Five NATO members are projected to spend more than 3.5 per cent of gross domestic product on core defence in 2026, placing eastern-flank states well ahead of several larger western allies as NATO begins implementing its new investment commitment.
Alliance estimates reported from the Ankara summit put Lithuania at 5.33 per cent, Estonia at 5.1 per cent, Latvia at 4.92 per cent, Poland at 4.68 per cent and Greece at 3.65 per cent.
The comparison is more revealing than the alliance-wide headline. NATO’s new framework calls for 3.5 per cent of GDP on core military requirements and another 1.5 per cent on defence- and security-related investment, producing the politically prominent five-per-cent total.
Four of the five highest core spenders sit on NATO’s eastern flank. Their budgets reflect proximity to Russia, concern about the durability of US support and the practical cost of expanding forces, air defence, ammunition stocks and infrastructure.
Poland has built one of Europe’s largest land-force modernisation programmes. The Baltic states face smaller economies but an acute need for territorial defence, allied reinforcement and resilient logistics. Greece’s position reflects a different threat environment and a long-standing pattern of comparatively high defence expenditure.
NATO’s official explanation of the five-per-cent commitment stresses that allies must fund agreed capability requirements rather than pursue a number for its own sake. That distinction matters because identical GDP shares can buy very different levels of readiness.
The United States is estimated at 3.17 per cent on core defence. Germany is projected at 2.69 per cent, the United Kingdom at 2.56 per cent and France at 2.22 per cent. Belgium is at 2 per cent, while Italy and Portugal are near 2.1 per cent.
Those countries possess much larger industrial bases and, in some cases, nuclear forces or global commitments. Their lower percentages do not mean they contribute nothing of value. They do show, however, how far budgets must move if the 3.5 per cent core benchmark is to become an alliance norm.
Defence Matters has reported that Europe has replaced many planned US contributions but still lacks specialised capabilities. Spending increases must address those gaps: integrated air defence, long-range fires, intelligence, strategic lift, stockpiles and command capacity.
Rapid budget growth can outrun procurement institutions and industrial capacity. Governments may announce orders that manufacturers cannot deliver for years, or buy incompatible fleets because available equipment takes priority over common standards.
Personnel are another constraint. New brigades, ships and air-defence batteries need trained crews, housing, maintenance staff and exercises. Raising expenditure without expanding the human and logistical system can create impressive acquisition totals but limited usable force.
The 1.5 per cent security-related category will also require scrutiny. Resilient roads, ports, cyber systems and civil preparedness can strengthen defence. A broad definition, however, could allow governments to relabel existing spending without increasing military output.
The early figures establish a hierarchy of urgency inside NATO. Frontline allies can argue that they are carrying extraordinary fiscal costs because the threat is immediate, while wealthier western members have more room to increase investment.

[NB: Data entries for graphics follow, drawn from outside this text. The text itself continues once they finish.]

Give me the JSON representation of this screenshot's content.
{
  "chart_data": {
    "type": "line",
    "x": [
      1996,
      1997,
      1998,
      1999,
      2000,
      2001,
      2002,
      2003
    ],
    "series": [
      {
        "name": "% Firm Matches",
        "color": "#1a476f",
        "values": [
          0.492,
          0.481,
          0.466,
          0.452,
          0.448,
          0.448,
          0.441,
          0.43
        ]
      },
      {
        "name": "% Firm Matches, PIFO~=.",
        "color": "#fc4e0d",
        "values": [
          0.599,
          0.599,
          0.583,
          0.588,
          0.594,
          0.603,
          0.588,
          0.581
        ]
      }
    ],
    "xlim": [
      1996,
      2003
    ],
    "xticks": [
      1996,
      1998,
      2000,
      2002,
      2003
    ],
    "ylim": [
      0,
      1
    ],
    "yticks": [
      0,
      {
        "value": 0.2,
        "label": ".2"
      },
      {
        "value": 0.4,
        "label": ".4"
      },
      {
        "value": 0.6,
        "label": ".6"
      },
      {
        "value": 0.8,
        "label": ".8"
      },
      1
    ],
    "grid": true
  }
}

The strongest response is not a competition over percentages but a clearer division of labour tied to regional plans. High-spending eastern states need reinforcement, ammunition and enabling capabilities that larger allies are well placed to provide.
The five countries above 3.5 per cent have demonstrated political intent. NATO’s harder task is ensuring that every additional euro produces forces able to deploy, communicate, fight and be sustained together.